So invaluable was the invention of paper and brush (pen) that they were considered two of the Four Treasures of China (along with ink and inkstone). Previous to these inventions, man recorded their history and thoughts with chiseled cave drawings or knots tied into silk ropes. So precious was this knowledge that the Chinese guarded their secret closely and had to be conquered by the Ottoman Turks before their inventions could be shared with the Western world(2). And it was China’s abundant resource, bamboo that played an integral role in the development of both paper and brush.

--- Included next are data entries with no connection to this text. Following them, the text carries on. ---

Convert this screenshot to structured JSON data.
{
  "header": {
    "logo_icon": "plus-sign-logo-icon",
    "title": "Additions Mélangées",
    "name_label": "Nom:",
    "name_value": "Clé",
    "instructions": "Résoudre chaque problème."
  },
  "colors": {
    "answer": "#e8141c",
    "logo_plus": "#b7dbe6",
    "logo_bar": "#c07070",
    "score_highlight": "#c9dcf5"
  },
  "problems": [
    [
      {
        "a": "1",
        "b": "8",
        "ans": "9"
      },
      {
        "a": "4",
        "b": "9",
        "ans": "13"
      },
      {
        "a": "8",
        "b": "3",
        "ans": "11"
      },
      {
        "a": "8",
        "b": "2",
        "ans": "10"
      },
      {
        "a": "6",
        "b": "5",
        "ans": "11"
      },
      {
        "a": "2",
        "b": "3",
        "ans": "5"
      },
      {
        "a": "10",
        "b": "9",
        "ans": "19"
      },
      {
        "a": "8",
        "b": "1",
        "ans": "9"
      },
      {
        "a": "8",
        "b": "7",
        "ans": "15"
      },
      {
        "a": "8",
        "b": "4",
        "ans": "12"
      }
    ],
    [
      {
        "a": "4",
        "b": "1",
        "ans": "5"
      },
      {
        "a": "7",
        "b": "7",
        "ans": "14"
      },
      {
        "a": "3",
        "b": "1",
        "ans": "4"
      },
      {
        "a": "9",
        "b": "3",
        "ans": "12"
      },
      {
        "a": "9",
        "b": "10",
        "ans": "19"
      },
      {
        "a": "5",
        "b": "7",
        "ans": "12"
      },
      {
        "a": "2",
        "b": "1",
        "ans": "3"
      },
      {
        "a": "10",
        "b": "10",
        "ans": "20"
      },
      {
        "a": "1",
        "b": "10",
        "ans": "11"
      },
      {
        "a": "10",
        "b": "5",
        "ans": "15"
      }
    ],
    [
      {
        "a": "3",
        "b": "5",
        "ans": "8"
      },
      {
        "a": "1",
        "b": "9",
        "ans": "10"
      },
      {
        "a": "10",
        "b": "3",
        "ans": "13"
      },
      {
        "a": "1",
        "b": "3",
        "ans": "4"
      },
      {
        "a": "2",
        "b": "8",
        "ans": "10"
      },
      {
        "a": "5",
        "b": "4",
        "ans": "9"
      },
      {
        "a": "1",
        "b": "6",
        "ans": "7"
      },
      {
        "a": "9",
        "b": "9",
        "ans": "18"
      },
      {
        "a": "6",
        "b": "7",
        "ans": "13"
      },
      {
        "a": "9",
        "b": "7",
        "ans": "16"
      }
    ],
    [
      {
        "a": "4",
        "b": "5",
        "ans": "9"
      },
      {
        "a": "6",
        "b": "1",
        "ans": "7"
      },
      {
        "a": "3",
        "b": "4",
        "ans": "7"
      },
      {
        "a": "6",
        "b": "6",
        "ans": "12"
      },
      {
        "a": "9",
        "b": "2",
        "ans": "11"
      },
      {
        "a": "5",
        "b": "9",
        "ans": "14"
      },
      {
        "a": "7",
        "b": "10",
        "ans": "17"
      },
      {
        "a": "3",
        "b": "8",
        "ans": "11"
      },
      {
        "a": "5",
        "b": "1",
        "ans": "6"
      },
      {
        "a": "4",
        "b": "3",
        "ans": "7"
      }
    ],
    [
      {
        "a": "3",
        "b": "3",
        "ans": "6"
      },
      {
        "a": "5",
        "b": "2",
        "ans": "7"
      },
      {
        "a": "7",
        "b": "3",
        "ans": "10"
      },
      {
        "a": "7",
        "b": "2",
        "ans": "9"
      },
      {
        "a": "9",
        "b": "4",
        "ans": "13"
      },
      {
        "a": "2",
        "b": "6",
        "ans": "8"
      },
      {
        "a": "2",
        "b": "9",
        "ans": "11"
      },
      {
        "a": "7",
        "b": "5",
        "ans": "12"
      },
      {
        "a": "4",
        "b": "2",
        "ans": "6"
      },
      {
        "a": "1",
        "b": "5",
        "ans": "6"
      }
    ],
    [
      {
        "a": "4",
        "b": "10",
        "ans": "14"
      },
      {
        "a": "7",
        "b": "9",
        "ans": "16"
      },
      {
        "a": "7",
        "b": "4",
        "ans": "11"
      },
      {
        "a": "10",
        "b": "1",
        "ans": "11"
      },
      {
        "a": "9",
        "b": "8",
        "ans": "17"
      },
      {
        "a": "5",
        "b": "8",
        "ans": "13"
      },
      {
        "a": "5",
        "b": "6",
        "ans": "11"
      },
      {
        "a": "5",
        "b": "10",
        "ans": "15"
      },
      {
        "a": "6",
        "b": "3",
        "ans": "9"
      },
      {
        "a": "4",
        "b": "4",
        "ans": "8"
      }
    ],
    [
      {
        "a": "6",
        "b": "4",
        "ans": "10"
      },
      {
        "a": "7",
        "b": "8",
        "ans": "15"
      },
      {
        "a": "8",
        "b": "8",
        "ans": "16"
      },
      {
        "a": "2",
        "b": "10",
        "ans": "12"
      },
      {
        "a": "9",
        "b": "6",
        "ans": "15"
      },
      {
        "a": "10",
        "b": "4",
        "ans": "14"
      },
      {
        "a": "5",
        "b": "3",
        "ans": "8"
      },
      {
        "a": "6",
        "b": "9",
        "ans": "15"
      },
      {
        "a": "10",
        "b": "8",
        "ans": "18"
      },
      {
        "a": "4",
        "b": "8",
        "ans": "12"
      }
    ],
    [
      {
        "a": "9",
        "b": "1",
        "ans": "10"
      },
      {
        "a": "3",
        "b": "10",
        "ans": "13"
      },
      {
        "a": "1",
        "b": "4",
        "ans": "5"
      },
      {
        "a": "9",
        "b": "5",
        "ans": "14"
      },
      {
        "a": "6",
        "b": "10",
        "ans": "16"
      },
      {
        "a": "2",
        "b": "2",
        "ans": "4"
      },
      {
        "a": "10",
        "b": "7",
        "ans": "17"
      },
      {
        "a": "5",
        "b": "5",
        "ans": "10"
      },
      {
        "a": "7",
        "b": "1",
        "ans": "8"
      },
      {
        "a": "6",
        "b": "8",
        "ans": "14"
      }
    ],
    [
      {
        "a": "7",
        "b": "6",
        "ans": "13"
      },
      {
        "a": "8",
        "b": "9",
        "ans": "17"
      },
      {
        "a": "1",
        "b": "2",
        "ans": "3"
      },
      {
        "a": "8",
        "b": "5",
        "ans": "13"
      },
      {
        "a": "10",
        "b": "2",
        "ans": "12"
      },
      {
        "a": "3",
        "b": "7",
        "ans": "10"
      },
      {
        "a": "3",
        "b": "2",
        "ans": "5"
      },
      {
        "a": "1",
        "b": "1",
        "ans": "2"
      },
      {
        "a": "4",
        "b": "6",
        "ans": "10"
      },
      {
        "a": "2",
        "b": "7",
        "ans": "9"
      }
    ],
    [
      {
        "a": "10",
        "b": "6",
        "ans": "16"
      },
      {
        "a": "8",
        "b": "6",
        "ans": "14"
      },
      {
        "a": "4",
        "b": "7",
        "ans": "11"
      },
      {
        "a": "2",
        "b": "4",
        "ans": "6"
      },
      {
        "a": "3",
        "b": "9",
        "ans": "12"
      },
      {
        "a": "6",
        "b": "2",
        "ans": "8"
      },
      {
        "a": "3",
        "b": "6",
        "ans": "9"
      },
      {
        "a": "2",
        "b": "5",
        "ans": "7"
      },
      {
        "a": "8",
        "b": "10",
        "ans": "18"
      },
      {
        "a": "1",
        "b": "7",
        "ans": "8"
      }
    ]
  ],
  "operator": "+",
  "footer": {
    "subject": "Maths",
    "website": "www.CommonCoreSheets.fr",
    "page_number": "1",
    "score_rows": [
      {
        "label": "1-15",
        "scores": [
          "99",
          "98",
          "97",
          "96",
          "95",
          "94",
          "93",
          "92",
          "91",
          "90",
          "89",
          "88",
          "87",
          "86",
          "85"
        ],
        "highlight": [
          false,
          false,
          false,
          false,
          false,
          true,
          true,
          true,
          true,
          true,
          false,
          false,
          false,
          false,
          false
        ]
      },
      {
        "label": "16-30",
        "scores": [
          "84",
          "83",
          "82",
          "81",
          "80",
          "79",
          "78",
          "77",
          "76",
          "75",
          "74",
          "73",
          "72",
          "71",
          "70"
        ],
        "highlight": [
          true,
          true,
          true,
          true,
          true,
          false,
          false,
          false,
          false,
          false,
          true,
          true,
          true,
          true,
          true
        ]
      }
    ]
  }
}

The earliest known record of paper is seen in about 105 C.E when Ts’ai Lun, an official of the Imperial Court, offered his invention to the Emperor. The papermaking process itself was arduous. It took five months alone to turn the bamboo stems into pulp to make the paper. Once the stems were soaked, rotted, salted and steamed, they were then ready to become paper. The paper itself was made by stretching this pulp on an oblong bamboo frame with a fine mesh that two workers moved endways and diagonally into the liquid contents. When it was brought to the surface, the film that had collected on the top was submitted to pressure and then dried. It is actually this bamboo mold that is still used today to make paper that helped modernize the papermaking process in its day. Because it was made with the sturdy bamboo material, it could be re-used to shape the paper, eliminating the need to construct a new mold for each turn. Even when the binding fibers on the screen warp, the bamboo can be salvaged and worked into new screens(1).
And what is paper without its pen? The brush is said to have been invented by Meng Tien, a general under a Ch’in emperor who reigned from 221 – 209 B.C.(1). Bamboo was the ideal material to use as it combined the sturdiness and lightness necessary to use a brush. These qualities proved significant as the bamboo brush was more than a writing instrument to the Chinese; it was also an essential element to the art of calligraphy. Calligraphy is still an art form practiced today and more than a means of communication, it is seen as a way of expressing one’s soul. The traits of the bamboo brush allow masters to make the quick, forceful strokes needed to make the characters.
With the rise of the computer age, many thought that our demand for paper would have decreased but instead, we still see a popular use of paper products around the world. More and more, American paper mills are looking to bamboo as a source for modern paper making. With the deforestation of our hardwood forests, paper mills are running out of our raw material. Because bamboo is a quickly growing plant (it reaches maturity in 3-5 years and when left in the soil, the stem can start a new shoot on its’ own) that can thrive in damaged and depleted soil, bamboo is an ideal resource for our paper-making use.
While some have made claims that bamboo is not an eco-friendly resource for paper making (the most recent I found was on modernhemp.com), upon reading it’s easy to see that the claims were based more on the behavior of man and their rush into the isolated provinces and exploitation of resources. If cultivated wisely (as suggested in the recent post Bamboo Farming – A Cash Crop for The U.S.?), bamboo is a smart and efficient choice for a renewable crop in the United States.
There is a saying in Vietnam that “when the bamboo is old, the bamboo sprouts appear,” meaning that when one generation is gone, their younger ones will be there to carry on their traditions. How fitting is it that bamboo, one of our most renewable resources that can be used to make everything from paper to bamboo clothing, will be the source to record our histories continuing generations.
1. Farrelly, D. (1995). The Book of Bamboo. Sierra Club Books.
2. The History of Paper. (n.d.). Retrieved from www.silk-road.com.